I was delighted when TJ invited me to be a panellist for the August webinar “What is the right L&D technology and how to build a trusted network“.
One of the themes to emerge during the webinar was the customisation of e-learning courses. Paul Norrington asked us whether we are finding more organisations interested in buying off-the-shelf modules and then customising them themselves. I didn’t answer this question directly at the time, and I’ve given it some thought since.
Off-the shelf convenience
I recognise that while off-the-shelf e-learning has always been a convenient option for smaller organisations which lack the resources to develop their own courseware, in my experience big organisations have typically been resistant to it.
I’ve seen these organisations determined to build bespoke modules from scratch, driven, I think, by a sense of being “special”. Indeed, products, processes and systems are different among companies, but by law the principles of compliance (the traditional driver of corporate e-learning) remain consistent.
I’ve always considered it odd for a company to spend so much time and effort reinventing the wheel in-house, when perfectly acceptable wheels are available externally at a fraction of the cost.
But of course, it’s complicated. For example, compliance modules covering Australian (that is to say, non-US/non-UK) legislation have until recently been relatively difficult to source; full suites covering all the necessary topics can still be hard to come by. Per person payment models are unattractive to some clients and branding policies dictate the look & feel of a module. All of these factors conspire against off-the-shelf purchases.
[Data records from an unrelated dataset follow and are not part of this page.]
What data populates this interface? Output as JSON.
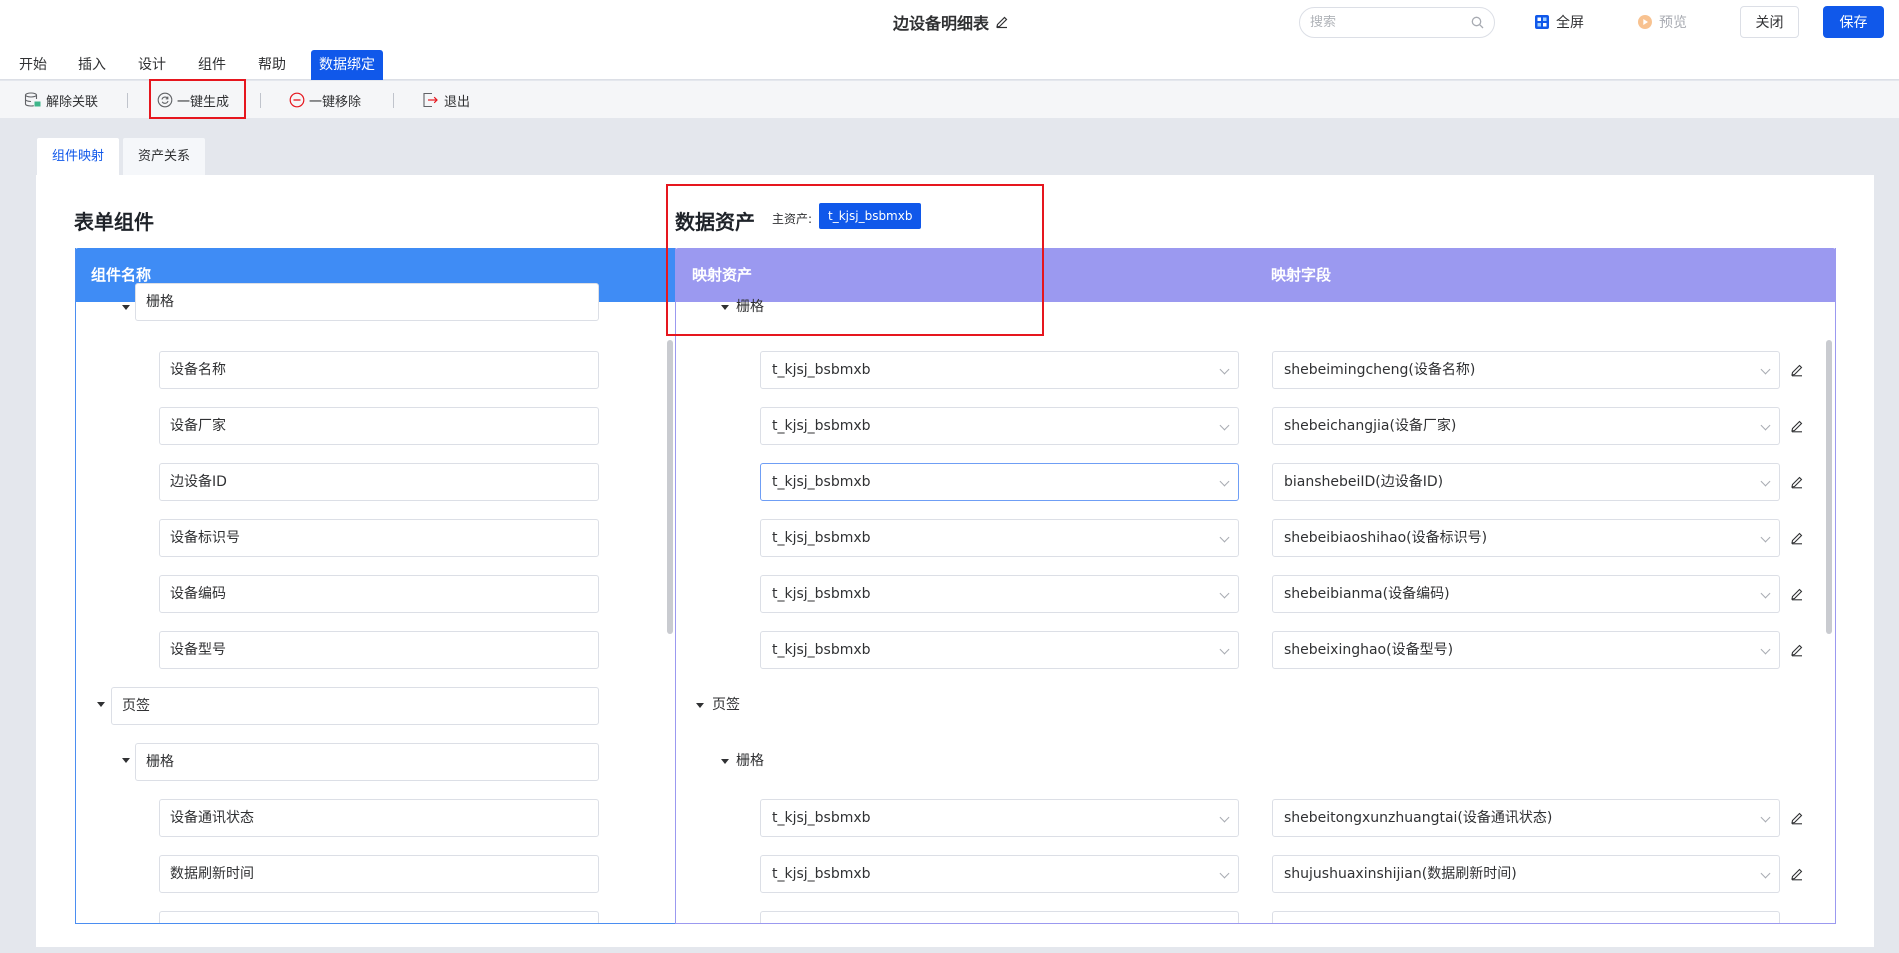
{
  "header": {
    "title": "边设备明细表",
    "search_placeholder": "搜索",
    "fullscreen_label": "全屏",
    "preview_label": "预览",
    "close_label": "关闭",
    "save_label": "保存"
  },
  "menu": {
    "items": [
      "开始",
      "插入",
      "设计",
      "组件",
      "帮助",
      "数据绑定"
    ],
    "active": "数据绑定"
  },
  "toolbar": {
    "unlink_label": "解除关联",
    "generate_label": "一键生成",
    "remove_label": "一键移除",
    "exit_label": "退出"
  },
  "tabs": {
    "component_mapping": "组件映射",
    "asset_relation": "资产关系"
  },
  "left": {
    "title": "表单组件",
    "column_header": "组件名称",
    "rows": [
      {
        "type": "group",
        "label": "栅格"
      },
      {
        "type": "field",
        "label": "设备名称"
      },
      {
        "type": "field",
        "label": "设备厂家"
      },
      {
        "type": "field",
        "label": "边设备ID"
      },
      {
        "type": "field",
        "label": "设备标识号"
      },
      {
        "type": "field",
        "label": "设备编码"
      },
      {
        "type": "field",
        "label": "设备型号"
      },
      {
        "type": "group",
        "label": "页签"
      },
      {
        "type": "group",
        "label": "栅格"
      },
      {
        "type": "field",
        "label": "设备通讯状态"
      },
      {
        "type": "field",
        "label": "数据刷新时间"
      }
    ]
  },
  "right": {
    "title": "数据资产",
    "main_asset_label": "主资产:",
    "main_asset_value": "t_kjsj_bsbmxb",
    "col_asset": "映射资产",
    "col_field": "映射字段",
    "group_grid": "栅格",
    "group_tab": "页签",
    "group_grid2": "栅格",
    "rows": [
      {
        "asset": "t_kjsj_bsbmxb",
        "field": "shebeimingcheng(设备名称)"
      },
      {
        "asset": "t_kjsj_bsbmxb",
        "field": "shebeichangjia(设备厂家)"
      },
      {
        "asset": "t_kjsj_bsbmxb",
        "field": "bianshebeiID(边设备ID)"
      },
      {
        "asset": "t_kjsj_bsbmxb",
        "field": "shebeibiaoshihao(设备标识号)"
      },
      {
        "asset": "t_kjsj_bsbmxb",
        "field": "shebeibianma(设备编码)"
      },
      {
        "asset": "t_kjsj_bsbmxb",
        "field": "shebeixinghao(设备型号)"
      },
      {
        "asset": "t_kjsj_bsbmxb",
        "field": "shebeitongxunzhuangtai(设备通讯状态)"
      },
      {
        "asset": "t_kjsj_bsbmxb",
        "field": "shujushuaxinshijian(数据刷新时间)"
      }
    ]
  },
  "colors": {
    "primary": "#1058ea",
    "left_header": "#3f8cf5",
    "right_header": "#9b99f0",
    "highlight": "#e6161e"
  }
}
In contrast, the development of bespoke modules gives the company total ownership of the source files (assuming the vendor supplies them) and their contents. Yet with great power comes great responsibility. Beyond the headaches associated with getting the modules built in the first place, as the owner you are also responsible for their currency. It’s a never-ending story, so the headache persists.
On balance, perhaps the happy medium is a hybrid: in-house customisation of generic off-the-shelf modules – which is what Paul meant by his original question. Effectively the vendor supplies a white label product in which the client can plug in its logo, insert links to its corporate intranet, and perhaps even add new pages and other content elements. If the customisations are kept to a minimum, they remain manageable.
While in-house customisation requires the authoring software and someone who knows how to use it (both of which can be more troublesome than you think), the burden of developing the bulk of the content is outsourced. Given the increasing ease of use of authoring tools, especially when implementing minor tweaks, my prediction is that over time more organisations will indeed become interested in buying off-the-shelf courses and then customise them themselves.
If so, vendors are on notice to offer their modules in the formats that their clients can use.
Looking further ahead, I predict that vendors will supply course files that contain dynamic coding so that the generic content can be updated remotely in real time by the vendor without the need for the client to re-publish the package to its LMS. Alternatively, the vendor will host the course in the cloud and provide windows around the dynamic content in which the client can add its own static content.
In any case, I suggest that the e-learning modules be integrated into a broader campaign to improve the risk culture of the organisation. In this way, they are an important piece of the puzzle, rather than the total solution.